Berjanji mengantarku
pulang — nanti — saat matahari sudah muncul.
Duduk di bawah pohon
Sakura berkelopak putih yang saat itu bunganya belum bermekaran.
Pertemuan pertama
kita. Aku tidak pernah menduga, ternyata setelah itu masih banyak
pertemuan-pertemuan kita yang lainnya.
Tahun keempat
Aku ingin menjadi
sesuatu yang berharga dalam hidupmu.
“Aku ingin seperti
bunga Sakura,” ucapmu padakku.
Saat itu entah sudah
musim semi keberapa yang kita habiskan bersama.
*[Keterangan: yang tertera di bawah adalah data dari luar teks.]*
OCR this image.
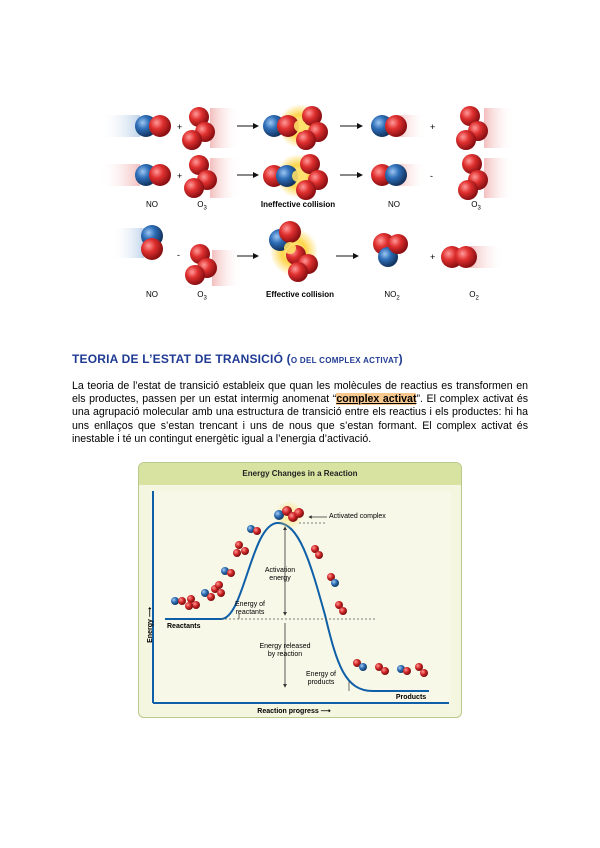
+	+
+	-
-	+
NO	$O_3$	Ineffective collision	NO	$O_3$
NO	$O_3$	Effective collision	$NO_2$	$O_2$
TEORIA DE L’ESTAT DE TRANSICIÓ (O DEL COMPLEX ACTIVAT)
La teoria de l’estat de transició estableix que quan les molècules de reactius es transformen en els productes, passen per un estat intermig anomenat “complex activat”. El complex activat és una agrupació molecular amb una estructura de transició entre els reactius i els productes: hi ha uns enllaços que s’estan trencant i uns de nous que s’estan formant. El complex activat és inestable i té un contingut energètic igual a l’energia d’activació.
Energy Changes in a Reaction
Activated complex
Activation
energy
Energy of
reactants
Energy released
by reaction
Energy of
products
Reactants
Products
Reaction progress ⟶
Energy ⟶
Usia kita sama-sama 15 tahun.
Dengan pohon bunga Sakura putih itu yang masih setia menemani persahabatan
kita.
Aku menoleh,
bingung. “Mengapa? Bukankah jika kita seperti bunga Sakura, hidup kita tidak
akan bertahan lama?”
Saat itulah kau
tersenyum. Sebuah taring kanan atasmu yang sedikit maju terlihat. Gingsul
membuat senyumu semakin manis. “Memang.”
“Lalu, mengapa kau
masih ingin menjadi seperti bunga Sakura?”
“Karena kau tau?
Meski bunga Sakura hanya berumur pendek tapi kehidupannya benar-benar
berharga.” Sekelopak bunga Sakura mendarat tepat di atas pangkuanmu. Kau
memungutnya, lalu menunjukannya padaku. “Lihat! Bunga ini memang kecil, tapi
harga pelajaran yang diberikannya itu sangatlah besar.”
Aku ikut
memperhatikan bunga yang kau pungut itu.
“Seperti katamu
tadi, bunga Sakura memang hanya berumur pendek. Tapi dibalik itu semua Tuhan
menciptakan bunga kecil indah ini berumur pendek bukan tanpa alasan. Dibalik
kelopaknya yang kecil nan rapuh dan hidupnya yang singkat, dia mengingatkan
kita tentang hidup yang hanya sebentar.”
Aku memandangmu.
Takjub.
“Selain itu, bunga
ini juga mengajarkan kita kesabaran. Kau tau berapa lama bunga Sakura mekar
sebelum akhirnya gugur?” aku mengangguk untuk pertanyaan itu. “Tidak lebih lama
dari satu bulan. Sedangkan dia menunggu untuk dapat mekar selama lebih dari tiga
musim.”
Sekelopak bunga
Sakura gugur diatas pangkuanku.
Aku ingin menjadi
sesuatu yang berharga dalam hidupmu.
Dan saat itulah aku
memutuskan untuk menjadi bunga Sakuramu.
Tahun kelima
Ah… tidak terasa
sudah lima tahun aku menghabiskan musim semi disini tanpa dirimu.
Sekelopak bunga
Sakura dengan mahkota warna putih terlepas dari ranting pohon yang menaunginya.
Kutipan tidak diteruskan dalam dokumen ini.